Guided by BPM CBOK principles, we focused on:
  • Eliminating sequential bottlenecks
  • Making knowledge reusable
  • Creating role clarity at each phase
Governance: because even great processes need maintenance
Even the best-designed process fails without operational reinforcement. So we complemented the redesign with BPM-informed governance mechanisms:
  • A shared briefing template, used by PMs and designers to reduce ambiguity
  • A centralized tone-of-voice and component copy library, to prevent repetitive work
  • Defined SLAs for content reviews, negotiated between legal, design, and UX writing
  • Scheduled triage and retrospective rituals, where all roles discuss blockers and iterate on the process itself
This moved us from a reactive cycle to a continuous improvement loop — a foundational BPM principle.
Results: What Changed
  • Reduced content review time by 30%, enabling faster handoffs to dev
  • Shortened total design-to-dev cycle through parallel content/design work
  • Increased designer autonomy through reusable content assets
  • Elevated the UX writer from a late-stage "decorator" to a co-architect of the user experience
What You Can Steal for Your Team
If you're working in a fast-moving product team — or leading UX at scale — here are a few lessons worth stealing:
  • Design debt is often a process problem. Messy screens and unclear copy usually mean your team isn't aligned. Fixing the workflow can fix the work.
  • Bring writers in early. If writers only join at the end, they’ll always be rushing.

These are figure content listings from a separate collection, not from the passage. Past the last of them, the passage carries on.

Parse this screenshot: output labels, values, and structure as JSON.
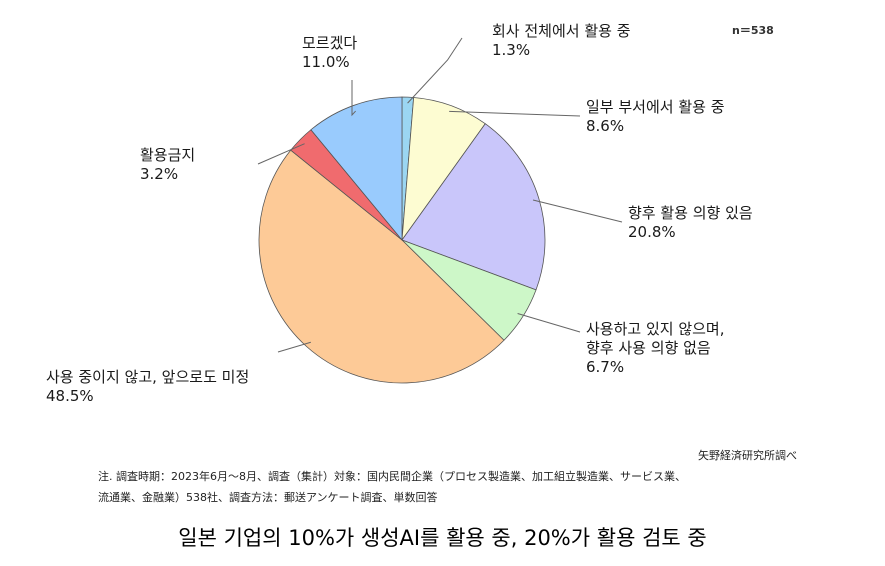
{
  "chart_data": {
    "type": "pie",
    "n_label": "n＝538",
    "slices": [
      {
        "label": "회사 전체에서 활용 중",
        "value": 1.3,
        "value_text": "1.3%",
        "color": "#9bd6f2"
      },
      {
        "label": "일부 부서에서 활용 중",
        "value": 8.6,
        "value_text": "8.6%",
        "color": "#fdfcd2"
      },
      {
        "label": "향후 활용 의향 있음",
        "value": 20.8,
        "value_text": "20.8%",
        "color": "#c9c6fa"
      },
      {
        "label": "사용하고 있지 않으며,\n향후 사용 의향 없음",
        "value": 6.7,
        "value_text": "6.7%",
        "color": "#cdf7c8"
      },
      {
        "label": "사용 중이지 않고, 앞으로도 미정",
        "value": 48.5,
        "value_text": "48.5%",
        "color": "#fdca97"
      },
      {
        "label": "활용금지",
        "value": 3.2,
        "value_text": "3.2%",
        "color": "#f06b6e"
      },
      {
        "label": "모르겠다",
        "value": 11.0,
        "value_text": "11.0%",
        "color": "#99cbfd"
      }
    ]
  },
  "source": "矢野経済研究所調べ",
  "note": {
    "line1": "注. 調査時期：2023年6月～8月、調査（集計）対象：国内民間企業（プロセス製造業、加工組立製造業、サービス業、",
    "line2": "流通業、金融業）538社、調査方法：郵送アンケート調査、単数回答"
  },
  "caption": "일본 기업의 10%가 생성AI를 활용 중, 20%가 활용 검토 중"
}
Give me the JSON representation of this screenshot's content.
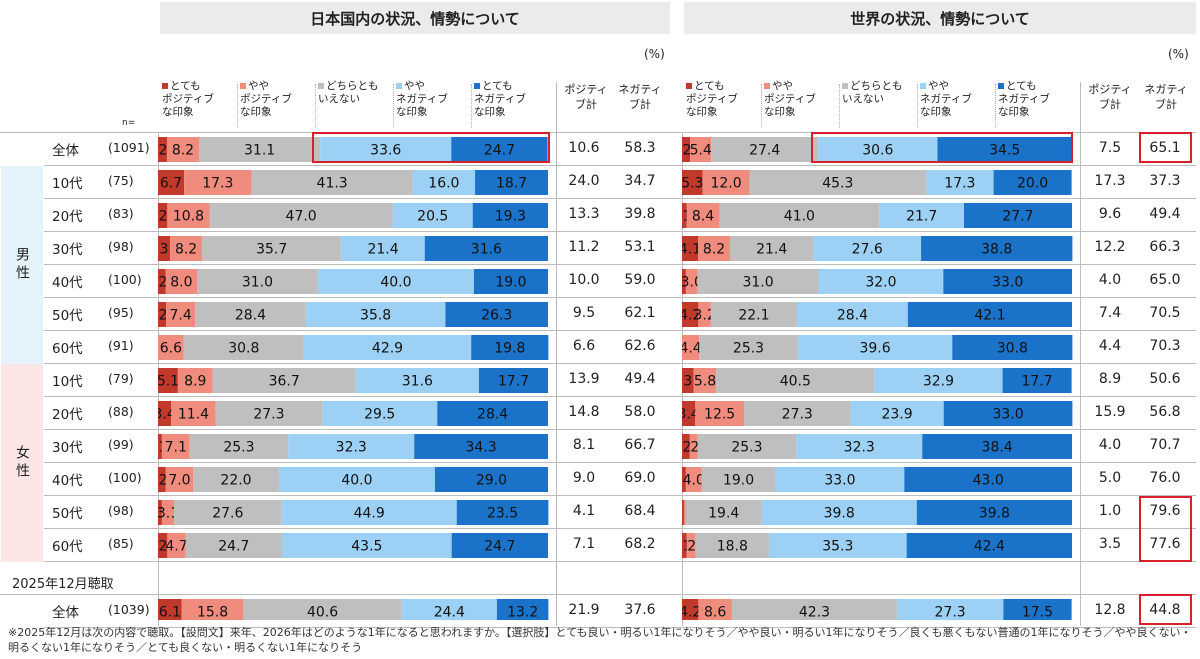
{
  "panels": [
    {
      "title": "日本国内の状況、情勢について",
      "unit": "(%)"
    },
    {
      "title": "世界の状況、情勢について",
      "unit": "(%)"
    }
  ],
  "legend": [
    {
      "label": "とても\nポジティブ\nな印象",
      "color": "#c0392b"
    },
    {
      "label": "やや\nポジティブ\nな印象",
      "color": "#f08c7d"
    },
    {
      "label": "どちらとも\nいえない",
      "color": "#bfbfbf"
    },
    {
      "label": "やや\nネガティブ\nな印象",
      "color": "#9dd0f5"
    },
    {
      "label": "とても\nネガティブ\nな印象",
      "color": "#1a73c9"
    }
  ],
  "summary_headers": {
    "positive": "ポジティ\nブ計",
    "negative": "ネガティ\nブ計"
  },
  "n_label": "n=",
  "groups": {
    "male": "男性",
    "female": "女性"
  },
  "section2_label": "2025年12月聴取",
  "footnote": "※2025年12月は次の内容で聴取。【設問文】来年、2026年はどのような1年になると思われますか。【選択肢】とても良い・明るい1年になりそう／やや良い・明るい1年になりそう／良くも悪くもない普通の1年になりそう／やや良くない・明るくない1年になりそう／とても良くない・明るくない1年になりそう",
  "rows": [
    {
      "label": "全体",
      "n": "(1091)"
    },
    {
      "label": "10代",
      "n": "(75)"
    },
    {
      "label": "20代",
      "n": "(83)"
    },
    {
      "label": "30代",
      "n": "(98)"
    },
    {
      "label": "40代",
      "n": "(100)"
    },
    {
      "label": "50代",
      "n": "(95)"
    },
    {
      "label": "60代",
      "n": "(91)"
    },
    {
      "label": "10代",
      "n": "(79)"
    },
    {
      "label": "20代",
      "n": "(88)"
    },
    {
      "label": "30代",
      "n": "(99)"
    },
    {
      "label": "40代",
      "n": "(100)"
    },
    {
      "label": "50代",
      "n": "(98)"
    },
    {
      "label": "60代",
      "n": "(85)"
    },
    {
      "label": "全体",
      "n": "(1039)"
    }
  ],
  "chart_data": [
    {
      "type": "bar",
      "stacked": true,
      "orientation": "horizontal",
      "title": "日本国内の状況、情勢について",
      "categories": [
        "全体",
        "男性10代",
        "男性20代",
        "男性30代",
        "男性40代",
        "男性50代",
        "男性60代",
        "女性10代",
        "女性20代",
        "女性30代",
        "女性40代",
        "女性50代",
        "女性60代",
        "2025年12月聴取 全体"
      ],
      "series": [
        {
          "name": "とてもポジティブな印象",
          "values": [
            2.3,
            6.7,
            2.4,
            3.1,
            2.0,
            2.1,
            0,
            5.1,
            3.4,
            1.0,
            2.0,
            1.0,
            2.4,
            6.1
          ],
          "labels": [
            "2",
            "6.7",
            "2",
            "3",
            "2",
            "2",
            "",
            "5.1",
            "3.4",
            "1",
            "2",
            "1",
            "2",
            "6.1"
          ]
        },
        {
          "name": "ややポジティブな印象",
          "values": [
            8.2,
            17.3,
            10.8,
            8.2,
            8.0,
            7.4,
            6.6,
            8.9,
            11.4,
            7.1,
            7.0,
            3.1,
            4.7,
            15.8
          ],
          "labels": [
            "8.2",
            "17.3",
            "10.8",
            "8.2",
            "8.0",
            "7.4",
            "6.6",
            "8.9",
            "11.4",
            "7.1",
            "7.0",
            "3.1",
            "4.7",
            "15.8"
          ]
        },
        {
          "name": "どちらともいえない",
          "values": [
            31.1,
            41.3,
            47.0,
            35.7,
            31.0,
            28.4,
            30.8,
            36.7,
            27.3,
            25.3,
            22.0,
            27.6,
            24.7,
            40.6
          ]
        },
        {
          "name": "ややネガティブな印象",
          "values": [
            33.6,
            16.0,
            20.5,
            21.4,
            40.0,
            35.8,
            42.9,
            31.6,
            29.5,
            32.3,
            40.0,
            44.9,
            43.5,
            24.4
          ]
        },
        {
          "name": "とてもネガティブな印象",
          "values": [
            24.7,
            18.7,
            19.3,
            31.6,
            19.0,
            26.3,
            19.8,
            17.7,
            28.4,
            34.3,
            29.0,
            23.5,
            24.7,
            13.2
          ]
        }
      ],
      "positive_total": [
        10.6,
        24.0,
        13.3,
        11.2,
        10.0,
        9.5,
        6.6,
        13.9,
        14.8,
        8.1,
        9.0,
        4.1,
        7.1,
        21.9
      ],
      "negative_total": [
        58.3,
        34.7,
        39.8,
        53.1,
        59.0,
        62.1,
        62.6,
        49.4,
        58.0,
        66.7,
        69.0,
        68.4,
        68.2,
        37.6
      ],
      "xlim": [
        0,
        100
      ]
    },
    {
      "type": "bar",
      "stacked": true,
      "orientation": "horizontal",
      "title": "世界の状況、情勢について",
      "categories": [
        "全体",
        "男性10代",
        "男性20代",
        "男性30代",
        "男性40代",
        "男性50代",
        "男性60代",
        "女性10代",
        "女性20代",
        "女性30代",
        "女性40代",
        "女性50代",
        "女性60代",
        "2025年12月聴取 全体"
      ],
      "series": [
        {
          "name": "とてもポジティブな印象",
          "values": [
            2.1,
            5.3,
            1.2,
            4.1,
            1.0,
            4.2,
            0,
            3.0,
            3.4,
            2.0,
            1.0,
            0.5,
            1.2,
            4.2
          ],
          "labels": [
            "2",
            "5.3",
            "1",
            "4.1",
            "",
            "4.2",
            "",
            "3",
            "3.4",
            "2",
            "",
            "",
            "1",
            "4.2"
          ]
        },
        {
          "name": "ややポジティブな印象",
          "values": [
            5.4,
            12.0,
            8.4,
            8.2,
            3.0,
            3.2,
            4.4,
            5.8,
            12.5,
            2.0,
            4.0,
            0.5,
            2.3,
            8.6
          ],
          "labels": [
            "5.4",
            "12.0",
            "8.4",
            "8.2",
            "3.0",
            "3.2",
            "4.4",
            "5.8",
            "12.5",
            "2",
            "4.0",
            "1",
            "2",
            "8.6"
          ]
        },
        {
          "name": "どちらともいえない",
          "values": [
            27.4,
            45.3,
            41.0,
            21.4,
            31.0,
            22.1,
            25.3,
            40.5,
            27.3,
            25.3,
            19.0,
            19.4,
            18.8,
            42.3
          ]
        },
        {
          "name": "ややネガティブな印象",
          "values": [
            30.6,
            17.3,
            21.7,
            27.6,
            32.0,
            28.4,
            39.6,
            32.9,
            23.9,
            32.3,
            33.0,
            39.8,
            35.3,
            27.3
          ]
        },
        {
          "name": "とてもネガティブな印象",
          "values": [
            34.5,
            20.0,
            27.7,
            38.8,
            33.0,
            42.1,
            30.8,
            17.7,
            33.0,
            38.4,
            43.0,
            39.8,
            42.4,
            17.5
          ]
        }
      ],
      "positive_total": [
        7.5,
        17.3,
        9.6,
        12.2,
        4.0,
        7.4,
        4.4,
        8.9,
        15.9,
        4.0,
        5.0,
        1.0,
        3.5,
        12.8
      ],
      "negative_total": [
        65.1,
        37.3,
        49.4,
        66.3,
        65.0,
        70.5,
        70.3,
        50.6,
        56.8,
        70.7,
        76.0,
        79.6,
        77.6,
        44.8
      ],
      "xlim": [
        0,
        100
      ]
    }
  ]
}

Involve them during discovery and design — not just during handoff.
  • Don’t rely on diagrams alone. Your team’s real process lives in the way they work day to day. Talk to them. Walk through how tasks actually get done.
  • Add just enough structure. Tools like SIPOC, SLAs, and RACI may sound heavy — but they can bring much-needed clarity. Use them to support, not slow down, your team.
  • Keep your process visible. Simple templates, shared glossaries, and regular check-ins go a long way. They help the team move together — not just fast.
Final Thought: Content Is the Product
Too often, organizations treat content like frosting on the cake — something added at the end. This mindset traps writers in late-stage approvals, siloed reviews, and reactive work.
Design debt isn’t only visual — it’s operational

But when you bring writers into the system early — when content is part of the design system, and process is part of the product — you don’t just ship faster. You scale smarter.